Dated October 23, 2013
W I T N E S S E T H:
WHEREAS, Executive entered into an Employment Agreement with T-Mobile USA, Inc., a wholly-owned subsidiary of the Company, dated and effective as of September 22, 2012 (the “Employment Agreement”); and
WHEREAS, the parties wish to amend the Employment Agreement as set forth in this instrument (the “Amendment”) to address certain matters as a result of the consummation of the transactions on April 30, 2013, pursuant to the Business Combination Agreement by and among MetroPCS Communications, Inc., Deutsche Telekom, AG and certain other parties;
NOW THEREFORE, in consideration of the promises and the mutual covenants hereinafter set forth, and other good and valuable consideration, the receipt and sufficiency of which is hereby acknowledged, the parties agree as follows:
1. | References to “Company" |
For purposes of the Employment Agreement, from and after April 30, 2013, “Company” refers to T-Mobile US, Inc.; provided, however, that for payroll and tax reporting purposes, Executive may remain an employee of T-Mobile USA, Inc.
2. | Amendments Related to Pro Rata Annual Performance Bonus |
(a) | Paragraph 5(b)(iv) of the Employment Agreement is amended effective as of the date hereof to read as follows: |
“(iv) | A pro rata annual performance bonus under paragraph 3(b) above for the fiscal year of the Company in which the Termination Date occurs, based on the number of days in the fiscal year through the Termination Date divided by 365 and (A) for any annual performance bonus for 2013, assuming target performance and (B) for any annual performance bonus for 2014 or later, based on actual performance results for the fiscal year; plus” |
(b) | The final sentence of paragraph 5(b) of the Employment Agreement is amended effective as of the date hereof to read as follows: |
“Such payments shall be made in a lump sum within ten (10) days after the Release Effective Date, provided (A) the Executive is then in compliance with his ongoing obligations to the Company set forth in the Restrictive Covenant and Confidentiality Agreement referenced in paragraph 6 below and (B) the amount payable under clause (iv) for performance during 2014 or any later year shall be made at the same time other annual performance bonuses are paid to executives after a determination of performance results by the Committee (but no later than the 15th day of the third calendar month following the end of the applicable fiscal year).”
(c) | Paragraph 5(c)(iv) of the Employment Agreement is amended effective as of the date hereof to read as follows: |
“(iv) | A pro rata annual performance bonus under paragraph 3(b) above for the fiscal year of the Company in which the Termination Date occurs, based on the number of days in the fiscal year through the Termination Date divided by 365 and assuming target performance; provided, however, that for any annual performance bonus for 2014 or later, if the Termination Date |
occurs during the Protected Period but before the consummation of the Change in Control Event and the Change in Control Event occurs after the date annual performance bonuses are otherwise paid for the applicable fiscal year, then the pro rata amount shall be based on actual performance results for the fiscal year (i.e., the same as under paragraph 5(b)(iv) above); plus”

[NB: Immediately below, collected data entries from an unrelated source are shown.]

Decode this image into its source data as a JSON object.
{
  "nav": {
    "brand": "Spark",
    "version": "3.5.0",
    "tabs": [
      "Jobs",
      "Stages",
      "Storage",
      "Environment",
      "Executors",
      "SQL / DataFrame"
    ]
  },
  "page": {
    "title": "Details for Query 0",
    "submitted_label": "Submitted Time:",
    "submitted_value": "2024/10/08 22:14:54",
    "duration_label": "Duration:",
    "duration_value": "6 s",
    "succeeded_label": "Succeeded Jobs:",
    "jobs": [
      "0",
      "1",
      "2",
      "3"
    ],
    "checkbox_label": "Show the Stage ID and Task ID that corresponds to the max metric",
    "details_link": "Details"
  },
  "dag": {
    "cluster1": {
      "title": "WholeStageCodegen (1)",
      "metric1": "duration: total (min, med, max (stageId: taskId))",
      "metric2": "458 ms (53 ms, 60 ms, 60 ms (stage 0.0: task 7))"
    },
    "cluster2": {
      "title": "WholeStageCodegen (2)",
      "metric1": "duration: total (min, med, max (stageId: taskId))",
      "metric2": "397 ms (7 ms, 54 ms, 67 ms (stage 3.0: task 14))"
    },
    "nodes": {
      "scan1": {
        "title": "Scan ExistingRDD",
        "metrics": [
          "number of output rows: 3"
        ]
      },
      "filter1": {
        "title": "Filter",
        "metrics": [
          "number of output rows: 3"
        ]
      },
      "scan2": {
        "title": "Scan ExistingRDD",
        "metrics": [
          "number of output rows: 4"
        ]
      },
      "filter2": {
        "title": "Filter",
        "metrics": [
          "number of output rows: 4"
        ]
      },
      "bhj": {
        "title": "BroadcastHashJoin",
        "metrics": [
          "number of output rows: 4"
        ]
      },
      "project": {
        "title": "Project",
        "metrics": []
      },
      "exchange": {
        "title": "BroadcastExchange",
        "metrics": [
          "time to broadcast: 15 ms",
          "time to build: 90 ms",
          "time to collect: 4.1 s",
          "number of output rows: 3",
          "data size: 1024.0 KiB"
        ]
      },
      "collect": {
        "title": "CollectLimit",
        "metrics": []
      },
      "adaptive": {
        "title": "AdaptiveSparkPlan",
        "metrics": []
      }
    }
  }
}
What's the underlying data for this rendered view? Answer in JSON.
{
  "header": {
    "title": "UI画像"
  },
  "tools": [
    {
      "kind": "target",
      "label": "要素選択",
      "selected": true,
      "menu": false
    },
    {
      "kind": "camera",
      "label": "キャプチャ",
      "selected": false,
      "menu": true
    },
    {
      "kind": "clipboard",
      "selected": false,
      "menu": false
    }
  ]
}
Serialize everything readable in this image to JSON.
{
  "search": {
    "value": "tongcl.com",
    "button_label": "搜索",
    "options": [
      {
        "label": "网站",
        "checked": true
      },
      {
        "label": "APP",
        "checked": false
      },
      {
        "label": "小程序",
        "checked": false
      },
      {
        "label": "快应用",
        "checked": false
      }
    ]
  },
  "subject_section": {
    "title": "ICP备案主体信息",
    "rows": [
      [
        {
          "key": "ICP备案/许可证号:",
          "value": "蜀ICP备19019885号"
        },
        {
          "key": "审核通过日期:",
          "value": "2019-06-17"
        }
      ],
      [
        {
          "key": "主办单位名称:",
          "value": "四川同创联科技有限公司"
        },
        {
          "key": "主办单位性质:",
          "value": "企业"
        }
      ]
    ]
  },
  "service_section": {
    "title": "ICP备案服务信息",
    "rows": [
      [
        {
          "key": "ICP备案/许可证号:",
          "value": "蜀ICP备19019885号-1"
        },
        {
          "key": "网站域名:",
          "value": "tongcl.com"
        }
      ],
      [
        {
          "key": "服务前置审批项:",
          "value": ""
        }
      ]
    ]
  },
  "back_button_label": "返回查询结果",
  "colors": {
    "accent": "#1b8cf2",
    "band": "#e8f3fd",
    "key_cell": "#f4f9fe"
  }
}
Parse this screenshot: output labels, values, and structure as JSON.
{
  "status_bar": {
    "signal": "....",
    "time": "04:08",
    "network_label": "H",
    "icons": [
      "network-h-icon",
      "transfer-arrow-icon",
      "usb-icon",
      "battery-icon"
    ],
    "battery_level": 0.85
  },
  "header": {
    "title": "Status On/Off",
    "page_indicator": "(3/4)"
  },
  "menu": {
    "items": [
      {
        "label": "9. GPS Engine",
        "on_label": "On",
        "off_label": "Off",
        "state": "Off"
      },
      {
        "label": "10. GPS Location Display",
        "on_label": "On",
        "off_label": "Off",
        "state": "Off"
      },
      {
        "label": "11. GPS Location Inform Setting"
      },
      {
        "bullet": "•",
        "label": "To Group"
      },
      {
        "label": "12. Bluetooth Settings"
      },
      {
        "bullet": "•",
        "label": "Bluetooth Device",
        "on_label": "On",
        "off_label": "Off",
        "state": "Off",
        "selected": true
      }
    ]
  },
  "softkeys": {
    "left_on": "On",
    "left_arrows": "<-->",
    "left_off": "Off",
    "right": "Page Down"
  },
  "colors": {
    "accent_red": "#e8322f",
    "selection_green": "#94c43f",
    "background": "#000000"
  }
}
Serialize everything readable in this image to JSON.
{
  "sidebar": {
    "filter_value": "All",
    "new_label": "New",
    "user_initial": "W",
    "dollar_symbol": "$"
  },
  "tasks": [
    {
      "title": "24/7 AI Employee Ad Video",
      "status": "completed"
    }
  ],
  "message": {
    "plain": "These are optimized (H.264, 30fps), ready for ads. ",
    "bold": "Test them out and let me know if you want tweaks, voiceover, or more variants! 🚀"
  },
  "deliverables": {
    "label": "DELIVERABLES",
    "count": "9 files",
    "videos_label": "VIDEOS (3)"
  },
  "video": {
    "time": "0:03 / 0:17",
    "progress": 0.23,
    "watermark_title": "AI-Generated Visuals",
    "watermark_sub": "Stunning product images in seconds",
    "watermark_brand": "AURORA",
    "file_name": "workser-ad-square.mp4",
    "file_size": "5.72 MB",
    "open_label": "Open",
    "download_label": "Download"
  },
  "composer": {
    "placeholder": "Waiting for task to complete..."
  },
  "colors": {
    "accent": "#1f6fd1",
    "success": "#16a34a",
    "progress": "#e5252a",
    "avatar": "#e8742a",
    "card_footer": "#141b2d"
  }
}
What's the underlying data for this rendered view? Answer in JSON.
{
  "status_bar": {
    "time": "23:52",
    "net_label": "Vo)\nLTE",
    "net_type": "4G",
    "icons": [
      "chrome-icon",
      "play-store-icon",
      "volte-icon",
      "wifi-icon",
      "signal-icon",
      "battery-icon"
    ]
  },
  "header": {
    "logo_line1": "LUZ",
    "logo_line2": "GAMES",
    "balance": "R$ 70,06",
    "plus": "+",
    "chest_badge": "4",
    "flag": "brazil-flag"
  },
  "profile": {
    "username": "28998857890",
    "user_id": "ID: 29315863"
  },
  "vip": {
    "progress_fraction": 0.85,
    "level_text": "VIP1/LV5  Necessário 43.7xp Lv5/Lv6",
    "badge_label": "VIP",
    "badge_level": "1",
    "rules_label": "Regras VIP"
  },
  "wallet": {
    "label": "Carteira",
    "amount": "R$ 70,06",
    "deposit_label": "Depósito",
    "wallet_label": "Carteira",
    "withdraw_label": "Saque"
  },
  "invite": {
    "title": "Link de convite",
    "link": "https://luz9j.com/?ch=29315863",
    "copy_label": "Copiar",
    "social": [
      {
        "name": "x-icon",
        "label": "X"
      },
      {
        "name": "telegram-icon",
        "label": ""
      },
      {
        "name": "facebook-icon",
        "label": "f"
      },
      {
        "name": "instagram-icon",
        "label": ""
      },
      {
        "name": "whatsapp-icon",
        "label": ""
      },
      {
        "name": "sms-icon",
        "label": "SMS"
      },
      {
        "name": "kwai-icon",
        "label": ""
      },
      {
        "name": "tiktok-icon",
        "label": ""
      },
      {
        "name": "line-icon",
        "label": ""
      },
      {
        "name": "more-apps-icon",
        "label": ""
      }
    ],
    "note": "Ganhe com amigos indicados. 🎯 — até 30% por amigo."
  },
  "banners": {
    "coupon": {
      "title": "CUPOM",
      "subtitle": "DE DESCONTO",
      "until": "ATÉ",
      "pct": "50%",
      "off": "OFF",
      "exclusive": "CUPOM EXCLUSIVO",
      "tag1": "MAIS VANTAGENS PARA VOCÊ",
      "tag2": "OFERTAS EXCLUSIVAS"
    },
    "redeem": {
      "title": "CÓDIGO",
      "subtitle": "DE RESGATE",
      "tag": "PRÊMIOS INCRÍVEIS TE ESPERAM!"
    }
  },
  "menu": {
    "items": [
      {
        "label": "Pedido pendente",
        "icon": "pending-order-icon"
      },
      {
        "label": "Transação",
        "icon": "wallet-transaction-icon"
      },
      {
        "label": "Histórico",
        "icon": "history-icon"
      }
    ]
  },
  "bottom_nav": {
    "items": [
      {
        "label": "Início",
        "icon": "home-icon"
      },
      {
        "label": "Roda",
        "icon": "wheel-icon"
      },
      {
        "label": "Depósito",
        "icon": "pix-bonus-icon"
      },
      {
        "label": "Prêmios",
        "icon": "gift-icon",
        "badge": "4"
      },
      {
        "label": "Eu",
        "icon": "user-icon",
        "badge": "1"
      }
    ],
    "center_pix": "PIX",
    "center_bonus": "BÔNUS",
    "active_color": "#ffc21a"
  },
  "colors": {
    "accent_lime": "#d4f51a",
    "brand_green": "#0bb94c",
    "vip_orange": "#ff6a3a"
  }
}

(d) | The next to last sentence of paragraph 5(c) of the Employment Agreement is amended effective as of the date hereof to read as follows: |
“Such payments shall be made in a lump sum within ten (10) days after the Release Effective Date, provided the Executive is then in compliance with his ongoing obligations to the Company set forth in the Restrictive Covenant and Confidentiality Agreement referenced in paragraph 6 below; provided, however, that (A) in case of a Termination Date that occurs during the Protected Period but before the consummation of the Change in Control Event, the amount set forth in clause (iv) above for performance during 2014 or any later year shall not be paid until the earlier of (I) within ten days following the consummation of the Change in Control Event or (II) the time when other annual performance bonuses are paid to executives after a determination of performance results by the Committee (but no later than the 15th day of the third calendar month following the end of the applicable fiscal year), and (B) the amount set forth in clause (viii) above shall not be paid prior to the consummation of the Change in Control Event and shall be paid within ten days of the consummation of the Change in Control Event.”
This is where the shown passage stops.